Dia mengatakan, sepekan yang lalu Bank Mandiri sudah ditegur oleh ketua Pengadilan Negeri (PN) Kudus agar segera mengganti uang kliennya yang raib. Namun, menurutnya Bank Mandiri mengabaikan teguran tersebut.
Baca juga: Bank Mandiri Kalah di Persidangan, Wajib Ganti Uang Rp5,8 M Milik Nasabah yang Hilang
“Saat itu Bank Mandiri diwakili kuasa hukumnya.

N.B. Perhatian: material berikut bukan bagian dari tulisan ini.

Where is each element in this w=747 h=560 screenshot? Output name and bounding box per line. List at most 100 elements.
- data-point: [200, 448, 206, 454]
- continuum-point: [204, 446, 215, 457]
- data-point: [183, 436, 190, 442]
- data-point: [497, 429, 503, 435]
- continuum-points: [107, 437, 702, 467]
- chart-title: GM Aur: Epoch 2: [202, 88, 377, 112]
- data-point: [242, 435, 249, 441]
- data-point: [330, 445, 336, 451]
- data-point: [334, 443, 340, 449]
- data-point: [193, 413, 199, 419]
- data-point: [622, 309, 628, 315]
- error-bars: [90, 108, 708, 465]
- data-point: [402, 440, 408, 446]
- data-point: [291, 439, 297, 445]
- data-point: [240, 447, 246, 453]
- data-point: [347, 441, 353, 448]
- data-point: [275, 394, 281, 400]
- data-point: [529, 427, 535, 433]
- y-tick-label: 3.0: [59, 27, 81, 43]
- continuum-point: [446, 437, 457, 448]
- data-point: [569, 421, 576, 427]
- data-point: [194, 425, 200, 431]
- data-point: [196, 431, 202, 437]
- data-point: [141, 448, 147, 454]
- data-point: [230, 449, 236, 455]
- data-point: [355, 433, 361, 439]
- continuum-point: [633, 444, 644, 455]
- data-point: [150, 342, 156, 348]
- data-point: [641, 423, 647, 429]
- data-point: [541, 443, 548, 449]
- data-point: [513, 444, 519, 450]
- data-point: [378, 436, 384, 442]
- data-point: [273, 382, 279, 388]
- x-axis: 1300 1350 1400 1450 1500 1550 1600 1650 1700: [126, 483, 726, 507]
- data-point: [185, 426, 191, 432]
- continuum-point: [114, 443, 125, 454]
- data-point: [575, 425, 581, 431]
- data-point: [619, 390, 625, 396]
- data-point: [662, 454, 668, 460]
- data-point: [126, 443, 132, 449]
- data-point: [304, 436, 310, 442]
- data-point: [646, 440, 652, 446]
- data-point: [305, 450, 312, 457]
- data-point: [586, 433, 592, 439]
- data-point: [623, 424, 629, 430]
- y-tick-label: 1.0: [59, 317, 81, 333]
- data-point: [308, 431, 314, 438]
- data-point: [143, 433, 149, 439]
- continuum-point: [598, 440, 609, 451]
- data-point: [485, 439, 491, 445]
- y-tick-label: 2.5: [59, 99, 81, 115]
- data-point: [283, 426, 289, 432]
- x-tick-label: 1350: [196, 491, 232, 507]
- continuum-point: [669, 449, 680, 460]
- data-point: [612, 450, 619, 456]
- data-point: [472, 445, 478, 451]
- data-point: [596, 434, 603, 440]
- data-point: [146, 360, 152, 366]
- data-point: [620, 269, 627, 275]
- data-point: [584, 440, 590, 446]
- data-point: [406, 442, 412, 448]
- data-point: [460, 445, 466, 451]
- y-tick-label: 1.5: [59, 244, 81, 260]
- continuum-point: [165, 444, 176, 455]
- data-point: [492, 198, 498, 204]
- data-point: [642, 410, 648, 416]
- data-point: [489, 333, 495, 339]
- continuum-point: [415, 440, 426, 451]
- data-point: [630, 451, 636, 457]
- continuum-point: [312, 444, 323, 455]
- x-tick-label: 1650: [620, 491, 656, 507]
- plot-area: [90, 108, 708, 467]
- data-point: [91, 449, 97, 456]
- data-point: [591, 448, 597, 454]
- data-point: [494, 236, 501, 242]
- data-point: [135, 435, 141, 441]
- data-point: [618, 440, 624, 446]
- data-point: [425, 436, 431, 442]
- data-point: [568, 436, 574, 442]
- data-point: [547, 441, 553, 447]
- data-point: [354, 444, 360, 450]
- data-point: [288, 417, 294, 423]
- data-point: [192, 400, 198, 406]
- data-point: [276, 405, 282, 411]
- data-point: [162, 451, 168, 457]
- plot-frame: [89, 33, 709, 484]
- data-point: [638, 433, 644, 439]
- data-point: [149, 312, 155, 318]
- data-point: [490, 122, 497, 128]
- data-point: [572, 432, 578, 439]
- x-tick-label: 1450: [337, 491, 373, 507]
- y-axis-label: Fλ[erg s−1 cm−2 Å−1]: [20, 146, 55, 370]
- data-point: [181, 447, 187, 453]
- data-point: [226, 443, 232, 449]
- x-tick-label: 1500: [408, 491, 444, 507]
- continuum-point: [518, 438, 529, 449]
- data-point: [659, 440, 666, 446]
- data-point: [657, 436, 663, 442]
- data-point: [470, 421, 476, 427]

Alasan mereka tidak segera mengganti uang nasabah kami juga tidak jelas dan bertele-tele,” ungkapnya.
Apabila Bank Mandiri tidak mengganti uang kliennya dalam waktu dua kali 24 jam, Musafak mengancam akan melakukan aksi tersebut sepekan sekali, bisa juga sepekan dua kali atau bahkan setiap hari.
“Ini dalam rangka mempertahankan hak-hak klien kami yang harus diperjuangkan. Sebab dia adalah korban atas pembobolan rekening di Bank Mandiri. Dan, Bank Mandiri harus taat hukum,” bebernya.